Kinetic study of the hydrosilylation of acetophenone by [Rh(cod)Cl]2/(R)-BINAP

The [Rh(cod)Cl](2)/(R)-BINAP catalyzed hydrosilylation reaction between acetophenone and H2SiPh2, H2SiEt2, H2SiBu2, HSiBu3, HSiPh3, and HSi(p-F3CC6H4)(3) in benzene-d(6) at 63degreesC has been studied by H-1 NMR spectroscopy, GC/MS, and H/D exchange experiments with acetophenone-d(6), The reactions afford varying amounts of PhCH(OSiZ(3))Me (3), PhC(OSiZ(3))= CH2 (4), and PhCH(OH)Me (5). The product distribution of the reaction is dependent on the order of mixing for the secondary silanes but independent of the order of mixing for tertiary silanes. The product distributions and initial rates of reaction of the tertiary silanes, which react more slowly than the secondary silanes, are dependent on the stereoclectronic properties of the silane, with HSi(p-F3CC6H4)(3) being 10 times more reactive than HSiPh3. The reaction involving HSiBu3 is first order in the initial concentration of [Rh(cod)Cl](2)/(R)-BINAP as well as the concentration of HSiBu3 but shows a saturation effect at high concentrations of acetophenone.
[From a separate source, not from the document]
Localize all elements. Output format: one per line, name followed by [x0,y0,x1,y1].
In the earliest phases of the reaction, the coordinated cyclooctadiene is liberated and converted to cyclooctane and cyclooctene. The requisite hydrogens for the hydrogenation process come mainly from HSiBu3. The products 4 and 5 appear to be formed independently of the formation of 3. The catalysts for the formation of 4 and 5 appeared to decay, thereby abruptly terminating the formation of these materials after about 40% of the acetophenone had been consumed. Simulation of the kinetic results, based on the Ojima mechanism, qualitatively fits the production of 3.